Privacy Policy

Version effective from 1 January 2026

1. General provisions

The Data Controller is Yellows Sp. z o.o., headquartered in Warsaw (02-739) at ul. Wałbrzyska 11, Poland, registered under KRS: 0000654561, NIP: 5213760803, REGON: 366147930.
Data protection contact: e-mail: rodo@yellows.pl

2. Purposes and legal grounds

    Data is processed in accordance with GDPR for:
  • Software Development & IT Services: Contract performance and project support (Art. 6(1)(b) GDPR).
  • Business Development (B2B): Establishing business relationships (Art. 6(1) (f) GDPR – legitimate interest).
  • Talent Acquisition: Recruitment processes (Art. 6(1)(a) and (b) GDPR).
  • System Security: Log monitoring and infrastructure protection (Art. 6(1)(f) GDPR).

3. IT recruitment process

  • Scope: CVs, cover letters, public profiles (LinkedIn, GitHub).
  • Verification: Technical tasks and coding interviews.
  • Retention: Data is deleted after recruitment unless consent for future processes is provided (stored for 24 months).

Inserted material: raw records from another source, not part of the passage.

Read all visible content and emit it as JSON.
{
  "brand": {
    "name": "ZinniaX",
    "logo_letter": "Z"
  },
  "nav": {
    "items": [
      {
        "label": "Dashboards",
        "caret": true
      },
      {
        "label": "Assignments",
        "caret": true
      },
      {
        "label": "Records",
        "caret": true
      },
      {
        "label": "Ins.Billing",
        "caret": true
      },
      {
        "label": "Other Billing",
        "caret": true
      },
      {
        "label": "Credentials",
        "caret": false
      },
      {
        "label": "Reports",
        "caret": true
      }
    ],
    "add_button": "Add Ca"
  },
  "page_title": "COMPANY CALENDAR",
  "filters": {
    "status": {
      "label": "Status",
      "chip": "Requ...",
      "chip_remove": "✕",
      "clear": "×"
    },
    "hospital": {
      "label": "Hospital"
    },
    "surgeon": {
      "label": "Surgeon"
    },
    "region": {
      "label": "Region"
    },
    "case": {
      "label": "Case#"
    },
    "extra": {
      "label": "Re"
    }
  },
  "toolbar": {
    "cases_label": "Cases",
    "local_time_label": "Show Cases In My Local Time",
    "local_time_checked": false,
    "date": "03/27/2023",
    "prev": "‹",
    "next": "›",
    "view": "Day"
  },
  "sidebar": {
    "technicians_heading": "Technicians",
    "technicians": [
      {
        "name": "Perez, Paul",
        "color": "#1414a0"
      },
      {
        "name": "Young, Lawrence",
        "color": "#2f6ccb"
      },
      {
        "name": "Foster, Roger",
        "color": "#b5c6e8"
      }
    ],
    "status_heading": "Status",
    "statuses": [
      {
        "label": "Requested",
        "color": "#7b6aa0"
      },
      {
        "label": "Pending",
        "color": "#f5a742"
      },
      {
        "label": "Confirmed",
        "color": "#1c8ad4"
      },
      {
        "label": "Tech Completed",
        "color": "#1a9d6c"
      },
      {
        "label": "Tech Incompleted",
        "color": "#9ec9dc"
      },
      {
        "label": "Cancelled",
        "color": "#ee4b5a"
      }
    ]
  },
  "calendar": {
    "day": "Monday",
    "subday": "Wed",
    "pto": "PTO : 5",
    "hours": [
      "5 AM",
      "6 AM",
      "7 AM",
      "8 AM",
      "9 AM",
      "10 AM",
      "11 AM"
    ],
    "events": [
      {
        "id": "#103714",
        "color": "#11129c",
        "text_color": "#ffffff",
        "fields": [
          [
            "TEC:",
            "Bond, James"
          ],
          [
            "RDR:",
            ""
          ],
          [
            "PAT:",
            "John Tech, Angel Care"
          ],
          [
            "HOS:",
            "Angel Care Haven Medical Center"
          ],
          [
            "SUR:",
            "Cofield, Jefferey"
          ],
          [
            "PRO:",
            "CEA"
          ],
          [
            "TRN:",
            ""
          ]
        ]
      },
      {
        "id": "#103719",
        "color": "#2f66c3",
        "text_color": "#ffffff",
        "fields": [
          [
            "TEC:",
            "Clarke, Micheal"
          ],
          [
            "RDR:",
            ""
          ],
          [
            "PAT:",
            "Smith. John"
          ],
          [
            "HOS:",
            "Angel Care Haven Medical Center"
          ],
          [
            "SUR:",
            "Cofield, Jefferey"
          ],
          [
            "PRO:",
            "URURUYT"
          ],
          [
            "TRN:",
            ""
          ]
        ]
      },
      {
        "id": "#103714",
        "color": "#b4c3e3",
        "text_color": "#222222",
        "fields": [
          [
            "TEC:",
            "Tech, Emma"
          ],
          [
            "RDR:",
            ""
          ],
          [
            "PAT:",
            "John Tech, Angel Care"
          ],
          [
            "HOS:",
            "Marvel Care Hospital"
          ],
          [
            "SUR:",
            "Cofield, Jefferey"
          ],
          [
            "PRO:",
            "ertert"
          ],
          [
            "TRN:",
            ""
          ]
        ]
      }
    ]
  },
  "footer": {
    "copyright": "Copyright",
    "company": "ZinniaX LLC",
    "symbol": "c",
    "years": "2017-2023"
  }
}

4. Artificial intelligence (AI ACT COMPLIANCE)

    We utilize modern optimization technologies:
  • AI models are used for automated testing and code analysis.
  • No recruitment or decision-making process is solely automated without human oversight (Human-in-the-loop).
  • User data is not used to train external AI models without explicit consent.

5. Data recipients and tools (SAAS)

    We cooperate with trusted vendors (often involving transfers outside the EEA):
  • Infrastructure: AWS, Google Cloud Platform (GCP).
  • Management: Slack, Jira, Confluence, Microsoft 365, Redmine.
  • Analytics: Google Analytics 4 (including Consent Mode v2). Transfers are based on Standard Contractual Clauses and the Data Privacy Framework.

6. Cookies and tracking technologies

  • Necessary cookies: Installed automatically for website functionality.
  • Analytical and marketing cookies: Installed only upon voluntary consent (via cookie widget).
  • Management: Users can change settings or delete cookies in browser settings (Chrome, Firefox, Safari, Edge).
  • Duration: Session cookies are deleted upon closing the browser.

7. Data retention

  • Commercial/Invoicing data: 5 years (tax regulations).
  • CRM/Contact data: Until an objection or 3 years since last activity.
  • Server logs: Up to 180 days.

8. Your rights

You have the right to: access, rectify, erase, restrict, port, and object to processing. Complaints may be submitted to: President of the Personal Data Protection Office (Urząd Ochrony Danych Osobowych – UODO, ul. Stawki 2, 00-193 Warsaw, Poland).